A legislator on Thursday advised people cooped up in their homes due to the enhanced community quarantine to take stock of themselves and to take care of their mental health.
“Aside from physically guarding one’s body to prevent infection from Covid-19, people should also take serious effort to take care of their mental health during the enhanced community quarantine period,” San Jose del Monte City Rep. Florida Robes said.
“Anxiety and depression are on the rise because of the social distancing and enhanced community quarantine,” Robes said.
Robes, chairperson of the House committee on people’s participation, added: “there is a lot of anxiety, fear and confusion at this time over our loved ones, our jobs, and all of us are affected. These conditions are more pronounced for those experiencing mental health problems even before the Chinese virus hit the country,” Robes said.
Robes, an advocate for mental health, is the country’s ambassador of Sunfull Foundation Internet Peace Movement, a Korean nongovernment organization that promotes mental health and fight against cyber-bullying.

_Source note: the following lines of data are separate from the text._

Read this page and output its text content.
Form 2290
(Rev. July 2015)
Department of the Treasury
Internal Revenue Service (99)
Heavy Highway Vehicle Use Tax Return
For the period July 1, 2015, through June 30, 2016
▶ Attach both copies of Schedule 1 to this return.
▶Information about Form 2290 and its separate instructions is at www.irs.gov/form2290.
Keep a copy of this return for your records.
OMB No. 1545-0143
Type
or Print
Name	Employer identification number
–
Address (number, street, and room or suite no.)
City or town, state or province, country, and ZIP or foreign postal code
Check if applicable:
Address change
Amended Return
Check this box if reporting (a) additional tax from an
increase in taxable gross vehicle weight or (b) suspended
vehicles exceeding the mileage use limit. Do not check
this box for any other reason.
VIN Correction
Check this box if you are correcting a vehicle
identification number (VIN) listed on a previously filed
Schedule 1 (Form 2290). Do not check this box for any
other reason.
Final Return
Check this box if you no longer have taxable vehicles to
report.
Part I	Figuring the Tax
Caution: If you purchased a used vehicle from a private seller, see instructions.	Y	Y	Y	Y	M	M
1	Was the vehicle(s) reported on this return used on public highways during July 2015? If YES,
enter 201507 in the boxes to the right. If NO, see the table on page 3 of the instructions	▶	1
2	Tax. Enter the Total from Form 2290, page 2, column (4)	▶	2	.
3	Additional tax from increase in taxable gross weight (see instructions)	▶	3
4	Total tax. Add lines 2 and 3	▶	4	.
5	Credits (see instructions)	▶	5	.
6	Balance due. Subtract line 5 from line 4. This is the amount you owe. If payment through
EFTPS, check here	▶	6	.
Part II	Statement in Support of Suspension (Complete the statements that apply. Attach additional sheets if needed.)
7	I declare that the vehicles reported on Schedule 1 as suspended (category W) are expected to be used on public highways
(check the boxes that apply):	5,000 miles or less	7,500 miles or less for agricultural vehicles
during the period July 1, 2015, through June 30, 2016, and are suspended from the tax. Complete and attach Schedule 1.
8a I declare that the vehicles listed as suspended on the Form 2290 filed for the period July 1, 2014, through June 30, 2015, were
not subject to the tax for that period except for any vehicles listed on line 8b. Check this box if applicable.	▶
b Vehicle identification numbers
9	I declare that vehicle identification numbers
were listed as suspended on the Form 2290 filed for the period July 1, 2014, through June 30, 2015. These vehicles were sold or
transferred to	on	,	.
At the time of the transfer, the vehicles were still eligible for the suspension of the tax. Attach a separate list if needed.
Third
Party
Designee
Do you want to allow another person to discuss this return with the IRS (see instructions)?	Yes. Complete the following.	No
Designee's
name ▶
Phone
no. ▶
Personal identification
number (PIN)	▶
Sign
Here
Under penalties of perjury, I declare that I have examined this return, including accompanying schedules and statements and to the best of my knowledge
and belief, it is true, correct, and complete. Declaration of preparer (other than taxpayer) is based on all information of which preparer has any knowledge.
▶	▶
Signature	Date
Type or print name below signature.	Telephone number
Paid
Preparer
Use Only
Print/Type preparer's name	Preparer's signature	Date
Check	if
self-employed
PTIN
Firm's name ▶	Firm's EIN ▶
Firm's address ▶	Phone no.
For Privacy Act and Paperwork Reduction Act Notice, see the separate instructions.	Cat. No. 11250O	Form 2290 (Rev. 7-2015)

She explained that during “this period of enhanced quarantine and social distancing, everyone at a certain point experiences mental and psychological challenges because of the many uncertainties and the physical isolation.”
Mental health professionals and addiction support groups had warned that the measures taken to combat Covid-19 pose another serious threat–people’s mental health especially for those dependent on social contact or interaction for support and treatment like the elderly and those with mental health issues.
“It is for this reason,” Robes said, “that open and constant communication with family members are important.”
“We should take advantage of the time to talk with our loved ones especially those more emotionally unstable in order to relieve the feeling of helplessness and the overall stress in these unprecedented times,” she said.
She said interactive activities such as boardgames, watching TV or movies together, jointly doing household chores, physical exercises, eating together without phones, are some of the activities that the family may engage in to relieve anxiety and stress and guard against mental health issues.
“Let us take advantage of this time to reconnect with our family and loved ones and our inner self in order to more effectively manage our emotions and face this crisis stronger than we have ever been,” Robes said.